Thrombolytic therapy has demonstrated superior clot breakdown compared with a combined treatment of heparin and warfarin. ¹³ Early benefits of thrombolytic therapy, aside from clot resolution, include improved right ventricular function and preservation of the diffusing capacity of the lung. ¹⁶ Thrombolytic therapy has also proven especially useful for preventing postthrombotic syndrome when used simultaneously for DVT lysis in the lower extremities. Postthrombotic syndrome is a long-term complication of DVT that involves issues caused by venous insufficiency. Postthrombotic syndrome results when DVT enlarges a vein, resulting in a decrease in venous wall contractility and damage to the valves. When a patient is standing, the patient’s venous pressure increases and the decreased contractility and incompetent valves cause the development of reflux and varicosities. Symptoms of postthrombotic syndrome include swelling, pain, discoloration, and ulceration. This syndrome significantly impairs the patient’s quality of life and occurs in 25% to 50% of patients with proximal DVT. ¹⁷ Recent studies showed a 72% lower extremity patency rate at 6 months in patients who underwent thrombolytic therapy versus 12% in anticoagulated patients. ¹⁸ Other long-term benefits of thrombolytic therapy include improvements in hemodynamic stability, decreases in recurrent PEs, maintenance of the patient’s pulmonary reserve, and, possibly, prevention of the development of pulmonary hypertension. ¹⁶ Contraindications for thrombolytic therapy include known bleeding issues, renal or hepatic failure, uncontrolled blood pressure, pregnancy, and recent stroke. ¹⁸

In cases where anticoagulation is contraindicated, or in patients experiencing recurring PEs despite adequate anticoagulation, a filter may be placed in the inferior vena cava to prevent future PEs.

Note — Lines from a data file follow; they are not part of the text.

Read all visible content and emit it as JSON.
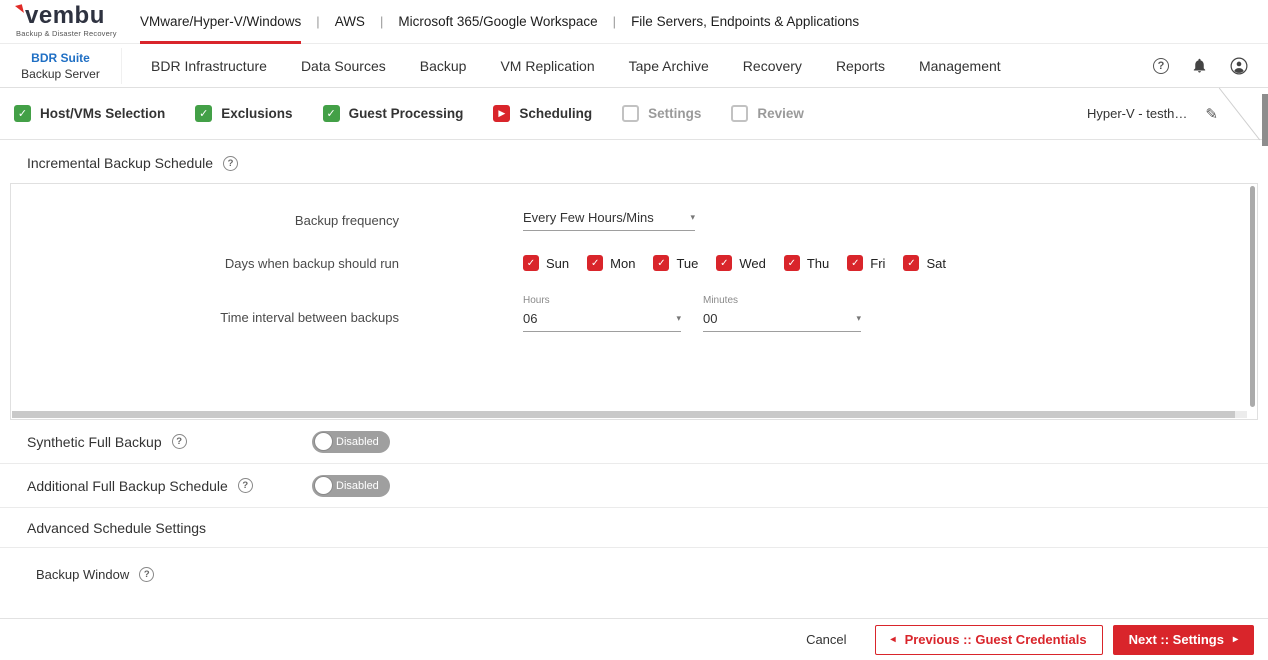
{
  "icons": {
    "help": "?",
    "caret": "▾",
    "check": "✓",
    "play": "▶",
    "prev_chevron": "◂",
    "next_chevron": "▸",
    "edit": "✎",
    "separator": "|"
  },
  "brand": {
    "logo": "vembu",
    "tagline": "Backup & Disaster Recovery"
  },
  "top_nav": {
    "items": [
      {
        "label": "VMware/Hyper-V/Windows",
        "active": true
      },
      {
        "label": "AWS",
        "active": false
      },
      {
        "label": "Microsoft 365/Google Workspace",
        "active": false
      },
      {
        "label": "File Servers, Endpoints & Applications",
        "active": false
      }
    ]
  },
  "app_bar": {
    "product": "BDR Suite",
    "product_sub": "Backup Server",
    "menu": [
      "BDR Infrastructure",
      "Data Sources",
      "Backup",
      "VM Replication",
      "Tape Archive",
      "Recovery",
      "Reports",
      "Management"
    ]
  },
  "wizard": {
    "steps": [
      {
        "label": "Host/VMs Selection",
        "state": "done"
      },
      {
        "label": "Exclusions",
        "state": "done"
      },
      {
        "label": "Guest Processing",
        "state": "done"
      },
      {
        "label": "Scheduling",
        "state": "current"
      },
      {
        "label": "Settings",
        "state": "pending"
      },
      {
        "label": "Review",
        "state": "pending"
      }
    ],
    "job_name": "Hyper-V - testh…"
  },
  "schedule": {
    "section_title": "Incremental Backup Schedule",
    "frequency_label": "Backup frequency",
    "frequency_value": "Every Few Hours/Mins",
    "days_label": "Days when backup should run",
    "days": [
      {
        "label": "Sun",
        "checked": true
      },
      {
        "label": "Mon",
        "checked": true
      },
      {
        "label": "Tue",
        "checked": true
      },
      {
        "label": "Wed",
        "checked": true
      },
      {
        "label": "Thu",
        "checked": true
      },
      {
        "label": "Fri",
        "checked": true
      },
      {
        "label": "Sat",
        "checked": true
      }
    ],
    "interval_label": "Time interval between backups",
    "hours_label": "Hours",
    "hours_value": "06",
    "minutes_label": "Minutes",
    "minutes_value": "00"
  },
  "sections": {
    "synthetic_full": {
      "label": "Synthetic Full Backup",
      "toggle": "Disabled"
    },
    "additional_full": {
      "label": "Additional Full Backup Schedule",
      "toggle": "Disabled"
    },
    "advanced": {
      "label": "Advanced Schedule Settings"
    },
    "backup_window": {
      "label": "Backup Window"
    }
  },
  "footer": {
    "cancel": "Cancel",
    "previous": "Previous :: Guest Credentials",
    "next": "Next :: Settings"
  }
}
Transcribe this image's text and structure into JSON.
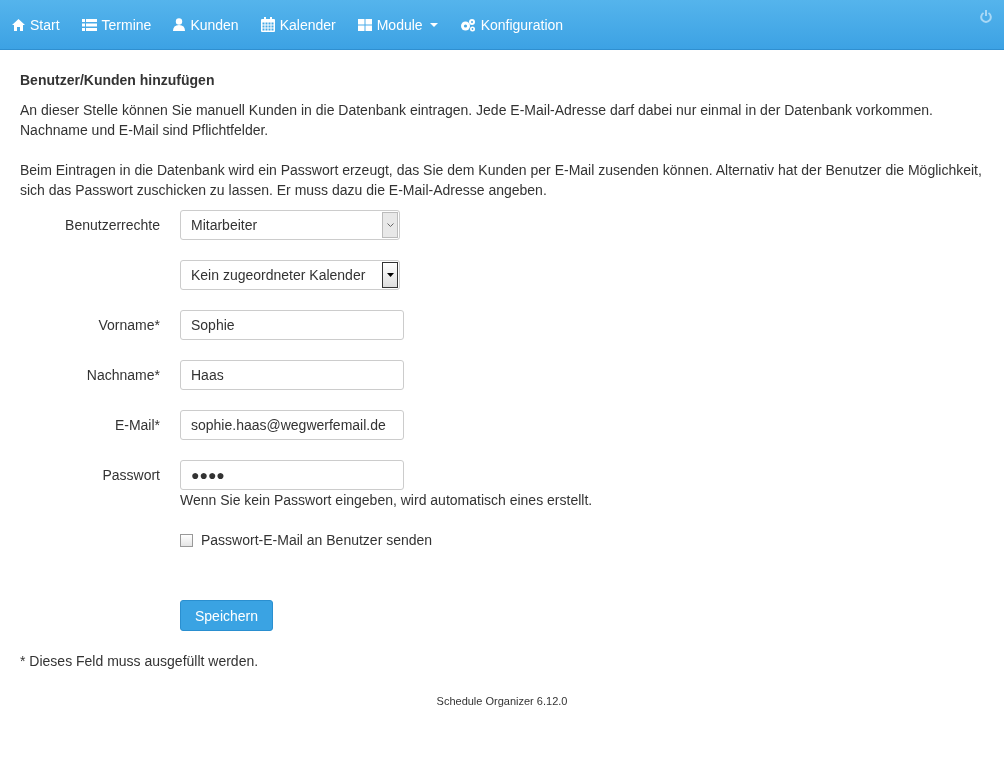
{
  "navbar": {
    "items": [
      {
        "label": "Start",
        "dropdown": false
      },
      {
        "label": "Termine",
        "dropdown": false
      },
      {
        "label": "Kunden",
        "dropdown": false
      },
      {
        "label": "Kalender",
        "dropdown": false
      },
      {
        "label": "Module",
        "dropdown": true
      },
      {
        "label": "Konfiguration",
        "dropdown": false
      }
    ]
  },
  "heading": "Benutzer/Kunden hinzufügen",
  "paragraphs": [
    "An dieser Stelle können Sie manuell Kunden in die Datenbank eintragen. Jede E-Mail-Adresse darf dabei nur einmal in der Datenbank vorkommen. Nachname und E-Mail sind Pflichtfelder.",
    "Beim Eintragen in die Datenbank wird ein Passwort erzeugt, das Sie dem Kunden per E-Mail zusenden können. Alternativ hat der Benutzer die Möglichkeit, sich das Passwort zuschicken zu lassen. Er muss dazu die E-Mail-Adresse angeben."
  ],
  "form": [
    {
      "kind": "select",
      "label": "Benutzerrechte",
      "value": "Mitarbeiter"
    },
    {
      "kind": "select",
      "value": "Kein zugeordneter Kalender"
    },
    {
      "kind": "input",
      "label": "Vorname*",
      "value": "Sophie"
    },
    {
      "kind": "input",
      "label": "Nachname*",
      "value": "Haas"
    },
    {
      "kind": "input",
      "label": "E-Mail*",
      "value": "sophie.haas@wegwerfemail.de"
    },
    {
      "kind": "input",
      "label": "Passwort",
      "value": "●●●●",
      "help": "Wenn Sie kein Passwort eingeben, wird automatisch eines erstellt."
    },
    {
      "kind": "checkbox",
      "label": "Passwort-E-Mail an Benutzer senden",
      "checked": false
    }
  ],
  "save_button": "Speichern",
  "footnote": "* Dieses Feld muss ausgefüllt werden.",
  "footer": "Schedule Organizer 6.12.0"
}
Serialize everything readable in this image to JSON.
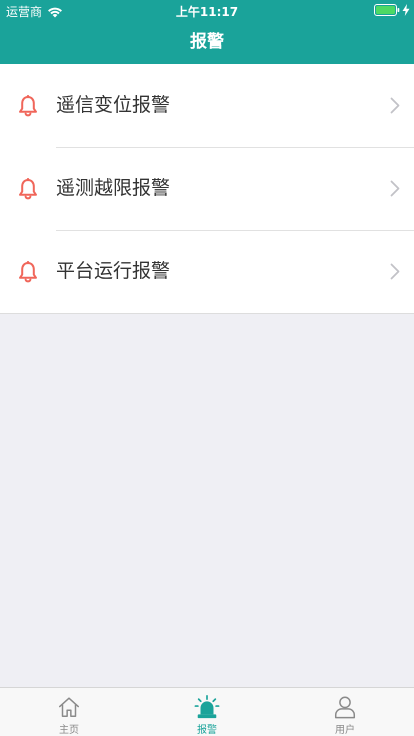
{
  "status": {
    "carrier": "运营商",
    "time": "上午11:17"
  },
  "navbar": {
    "title": "报警"
  },
  "alarms": [
    {
      "label": "遥信变位报警",
      "icon": "bell-icon"
    },
    {
      "label": "遥测越限报警",
      "icon": "bell-icon"
    },
    {
      "label": "平台运行报警",
      "icon": "bell-icon"
    }
  ],
  "tabbar": {
    "items": [
      {
        "label": "主页",
        "icon": "home-icon",
        "active": false
      },
      {
        "label": "报警",
        "icon": "siren-icon",
        "active": true
      },
      {
        "label": "用户",
        "icon": "user-icon",
        "active": false
      }
    ]
  },
  "colors": {
    "accent": "#1aa39a",
    "bell": "#f0665a",
    "background": "#efeff4"
  }
}
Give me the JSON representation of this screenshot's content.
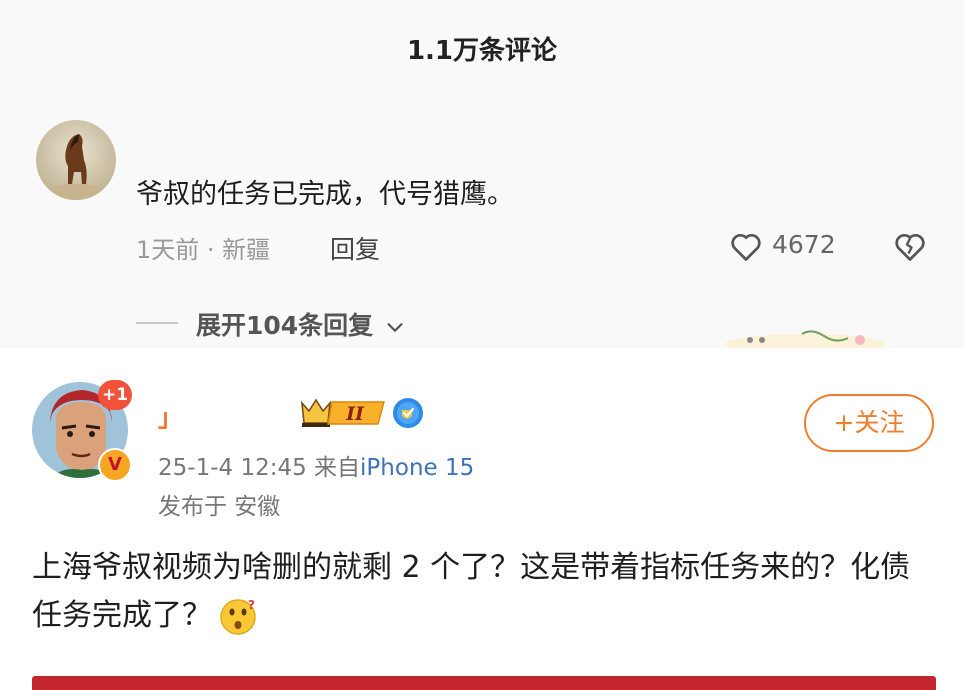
{
  "comments_header": {
    "title": "1.1万条评论"
  },
  "top_comment": {
    "text": "爷叔的任务已完成，代号猎鹰。",
    "meta": "1天前 · 新疆",
    "reply_label": "回复",
    "like_count": "4672",
    "expand_label": "展开104条回复"
  },
  "post": {
    "avatar_badge": "+1",
    "vip_badge": "V",
    "username": "」",
    "rank_badge": "II",
    "time": "25-1-4 12:45",
    "from_label": "来自",
    "device": "iPhone 15",
    "location": "发布于 安徽",
    "follow_label": "+关注",
    "body_text": "上海爷叔视频为啥删的就剩 2 个了？这是带着指标任务来的？化债任务完成了？"
  },
  "colors": {
    "accent_orange": "#f07d2c",
    "link_blue": "#3f72b8",
    "red_bar": "#c4262e"
  },
  "icons": [
    "horse-avatar",
    "heart-icon",
    "broken-heart-icon",
    "chevron-down-icon",
    "crown-badge-icon",
    "verified-badge-icon",
    "thinking-face-emoji"
  ]
}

Filters do not prevent or stop the blood from clotting, but because they are placed in the inferior vena cava below the level of the renal veins, they will stop any mobile thrombus from reaching the pulmonary circulation. ⁷ Recurrence of PE is three times more likely if the initial event was a PE and not DVT. Preventing recurrent PE is important as recurrent PE may cause chronic cardiopulmonary impairment. ¹⁵

A thorough clinical assessment and time are of the essence when treating patients presenting with potential PE symptoms. A patient’s outcome is dependent upon competency and cooperation between the medical team and the imaging departments. Accurate imaging is critical when PE is suspected, because both false-positive and false-negative results can have fatal consequences. The treatment used for PE, like all healthcare decisions, requires the weighing of risks and benefits. The severity of the PE typically dictates how it is treated; less severe cases are treated with anticoagulants and more severe cases are treated with thrombolytic therapy. In cases such as the patient described here, a prompt diagnosis and use of thrombolytic therapy can save lives and preserve the quality of life.